All audio files are in lowercase, and are named according to their pinyin pronunciations. The pinyin is numeric (i.e. pin1yin1 not pīnyīn), 'v' is used in place of 'ü', and 'er5' is used rather than 'r5'. Following the above rules, the corresponding MP3 for '律师' would be lv4shi1.mp3
.
To get the correct pronunciation for words with '一' and '不', ensure that you use the tone-corrected pinyin when obligatory tone change rules apply. For example, the pinyin for '一切' should be 'yi2qie4' rather than 'yi1qie4'.
This data is particularly useful when creating Anki flashcards. First, copy all audio files from either the female
or male
directory to your Anki media folder. Then, provided that your card has a pinyin
field, insert the line [sound:{{pinyin}}.mp3]
to your card template to automatically add pronunciation audio to all cards.

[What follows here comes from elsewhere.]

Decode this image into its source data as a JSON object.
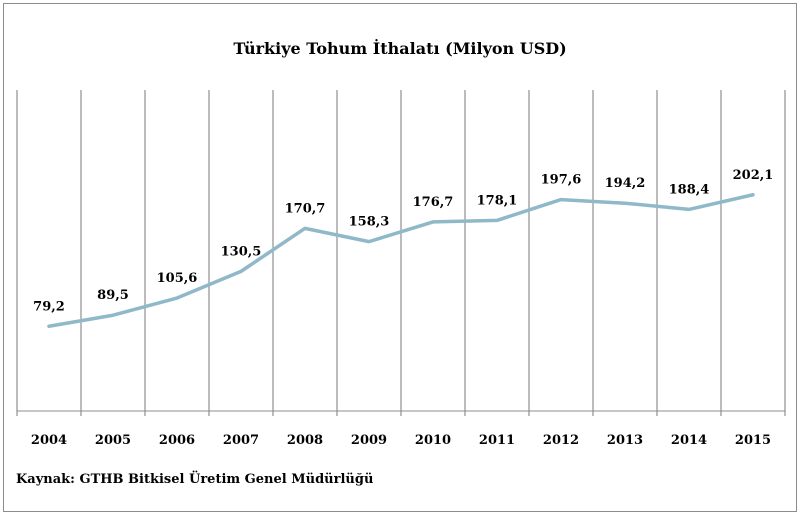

In order to generate TTS audio using Baidu's speech synthesis service, you must have installed the Baidu RESTful API Python SDK, and have been issued an API key for the Baidu Speech API. Instructions for this process (in Chinese) can be found here.
After you have been issued an API key, copy down your app ID, API key, and secret key, as these are used as parameters to the TTS script. Finally, the script can be used as follows:
python3 tts.py <app ID> <API key> <secret key>
This will generate MP3s for all entries in the cedict_ts.u8
file. Feel free to edit the script manually to change the speed, pitch, volume, person, and encoding parameters as desired. See the Baidu TTS REST API (Chinese) for more information about the parameters.
Name | Author(s) | License |
---|---|---|
tts.py | Christopher J. Howard | zlib License |
MP3 files | Christopher J. Howard | CC0 1.0 Universal |
CC-CEDICT | MDBG | CC BY-SA 3.0 |
Baidu RESTful API Python SDK | Baidu | Apache License, Version 2.0 |